Another piece of astonishing optics: less than two months ago the US and Israel bombed Iran’s nuclear facilities, doing so with no UN mandate but only their position as powerful, lawless states. Their actions dramatically raise the prospect of Iran, Turkey, Saudi Arabia and others deciding they need nuclear weapons as deterrence. What look will the US and Israeli ambassadors cast over their faces as the Mayor of Nagasaki delivers the message of "Nagasaki's wish for the establishment of lasting world peace and the abolition of nuclear weapons?”
Is the 2025 Nobel Peace Prize the next to be trashed?
Talking of tone deaf and morally repellent, Donald Trump has been openly lobbying to receive the Nobel Peace Prize despite having killed thousands of people and bombed multiple countries this year. Interestingly, the 2024 Nobel Peace Prize winner was Nihon Hidankyo (Japan's Atomic Bomb Survivors Organization).
In his acceptance speech last year, Terumi Tanaka, one of the Co-Chairpersons of Nihon Hidankyo, said that the organisation was created in 1956 “to demand the immediate abolition of nuclear weapons, as extremely inhumane weapons of mass killing, which must not be allowed to coexist with humanity.”
New Zealand is a genocide enabler. What happened to our soft power?
As a New Zealander I am deeply ashamed of my country for having refused to attend last year's ceremony and for its criminal complicity with Israel today. New Zealand’s tragic trajectory from humanitarian champions and nuclear-free pioneers to racist genocide enablers is captured in all its horror in next month’s Nagasaki commemorations.

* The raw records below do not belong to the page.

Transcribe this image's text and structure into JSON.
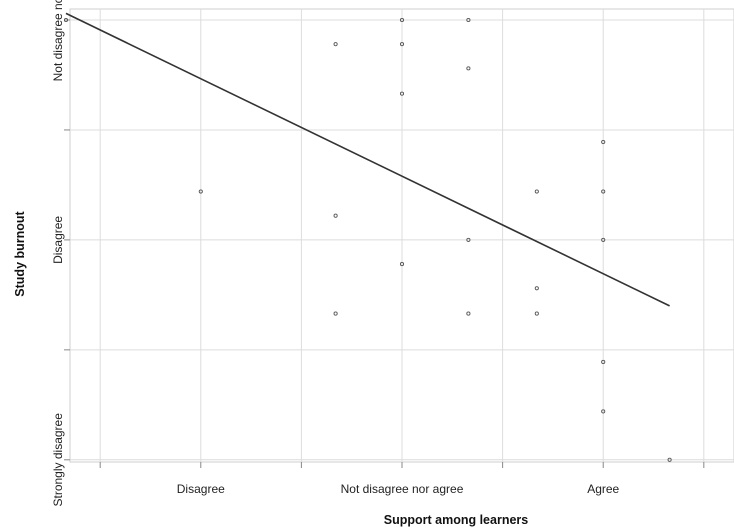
{
  "chart_data": {
    "type": "scatter",
    "title": "",
    "xlabel": "Support among learners",
    "ylabel": "Study burnout",
    "xlim": [
      1.35,
      4.65
    ],
    "ylim": [
      0.98,
      5.1
    ],
    "x_ticks": [
      1.5,
      2.0,
      2.5,
      3.0,
      3.5,
      4.0,
      4.5
    ],
    "x_tick_labels": [
      {
        "value": 2.0,
        "label": "Disagree"
      },
      {
        "value": 3.0,
        "label": "Not disagree nor agree"
      },
      {
        "value": 4.0,
        "label": "Agree"
      }
    ],
    "y_ticks": [
      1.0,
      2.0,
      3.0,
      4.0,
      5.0
    ],
    "y_tick_labels": [
      {
        "value": 1.0,
        "label": "Strongly disagree"
      },
      {
        "value": 3.0,
        "label": "Disagree"
      },
      {
        "value": 5.0,
        "label": "Not disagree nor agree"
      }
    ],
    "grid": true,
    "points": [
      {
        "x": 1.33,
        "y": 5.0
      },
      {
        "x": 2.0,
        "y": 3.44
      },
      {
        "x": 2.67,
        "y": 4.78
      },
      {
        "x": 2.67,
        "y": 3.22
      },
      {
        "x": 2.67,
        "y": 2.33
      },
      {
        "x": 3.0,
        "y": 5.0
      },
      {
        "x": 3.0,
        "y": 4.78
      },
      {
        "x": 3.0,
        "y": 4.33
      },
      {
        "x": 3.0,
        "y": 2.78
      },
      {
        "x": 3.33,
        "y": 5.0
      },
      {
        "x": 3.33,
        "y": 4.56
      },
      {
        "x": 3.33,
        "y": 3.0
      },
      {
        "x": 3.33,
        "y": 2.33
      },
      {
        "x": 3.67,
        "y": 3.44
      },
      {
        "x": 3.67,
        "y": 2.56
      },
      {
        "x": 3.67,
        "y": 2.33
      },
      {
        "x": 4.0,
        "y": 3.89
      },
      {
        "x": 4.0,
        "y": 3.44
      },
      {
        "x": 4.0,
        "y": 3.0
      },
      {
        "x": 4.0,
        "y": 1.89
      },
      {
        "x": 4.0,
        "y": 1.44
      },
      {
        "x": 4.33,
        "y": 1.0
      }
    ],
    "fit_line": {
      "x": [
        1.33,
        4.33
      ],
      "y": [
        5.06,
        2.4
      ]
    },
    "colors": {
      "points": "#555555",
      "line": "#333333",
      "grid": "#dcdcdc",
      "axis": "#888888"
    }
  }
}
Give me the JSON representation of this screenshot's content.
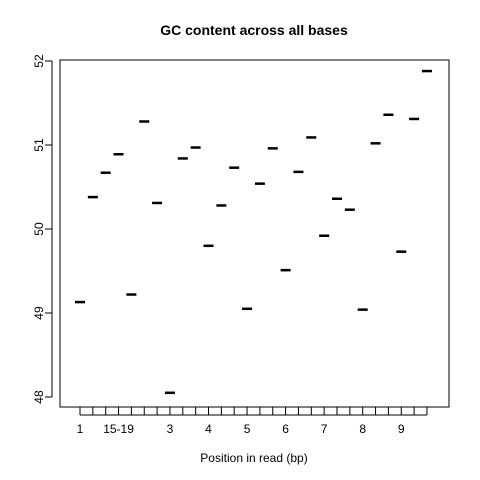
{
  "chart_data": {
    "type": "scatter",
    "title": "GC content across all bases",
    "xlabel": "Position in read (bp)",
    "ylabel": "",
    "ylim": [
      48,
      52
    ],
    "yticks": [
      48,
      49,
      50,
      51,
      52
    ],
    "xlim": [
      0.5,
      28.5
    ],
    "x_tick_count": 28,
    "x_tick_labels": [
      {
        "x": 1,
        "label": "1"
      },
      {
        "x": 4,
        "label": "15-19"
      },
      {
        "x": 8,
        "label": "3"
      },
      {
        "x": 11,
        "label": "4"
      },
      {
        "x": 14,
        "label": "5"
      },
      {
        "x": 17,
        "label": "6"
      },
      {
        "x": 20,
        "label": "7"
      },
      {
        "x": 23,
        "label": "8"
      },
      {
        "x": 26,
        "label": "9"
      }
    ],
    "grid": false,
    "marker": "horizontal-dash",
    "series": [
      {
        "x": [
          1,
          2,
          3,
          4,
          5,
          6,
          7,
          8,
          9,
          10,
          11,
          12,
          13,
          14,
          15,
          16,
          17,
          18,
          19,
          20,
          21,
          22,
          23,
          24,
          25,
          26,
          27,
          28
        ],
        "values": [
          49.13,
          50.38,
          50.67,
          50.89,
          49.22,
          51.28,
          50.31,
          48.05,
          50.84,
          50.97,
          49.8,
          50.28,
          50.73,
          49.05,
          50.54,
          50.96,
          49.51,
          50.68,
          51.09,
          49.92,
          50.36,
          50.23,
          49.04,
          51.02,
          51.36,
          49.73,
          51.31,
          51.88
        ]
      }
    ]
  }
}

New Zealand, the country that went to the brink of civil war in 1981 to stop sporting contact with Apartheid South Africa is now a fully-paid up member of Apartheid Israel’s war on Palestine. Everywhere our government is tearing down the pillars built by decades of struggle in New Zealand. The anti-nuclear policy, the anti-apartheid victories, the non-aligned foreign policies, the sacred principles of partnership between indigenous Maori and the Pakeha (those who settled from Europe and elsewhere) are all being shredded.
We refuse to recognize Palestine, we refuse to join South Africa’s case against Israel at the ICJ, we refuse to join the Hague Group which is mobilising countries to make those responsible for the genocide accountable and to shoulder state-level responsibility for forcing the end to it. But we mobilise to get Israel invited to the Nagasaki peace events.
From Auschwitz to Nagasaki to Gaza: whatever happened to Never Again? Whatever happened to our decency? The Australian journalist Caitlin Johnstone wrote this month “If you're still supporting Israel in the year 2025, there's something seriously wrong with you as a person.” That goes triple for governments.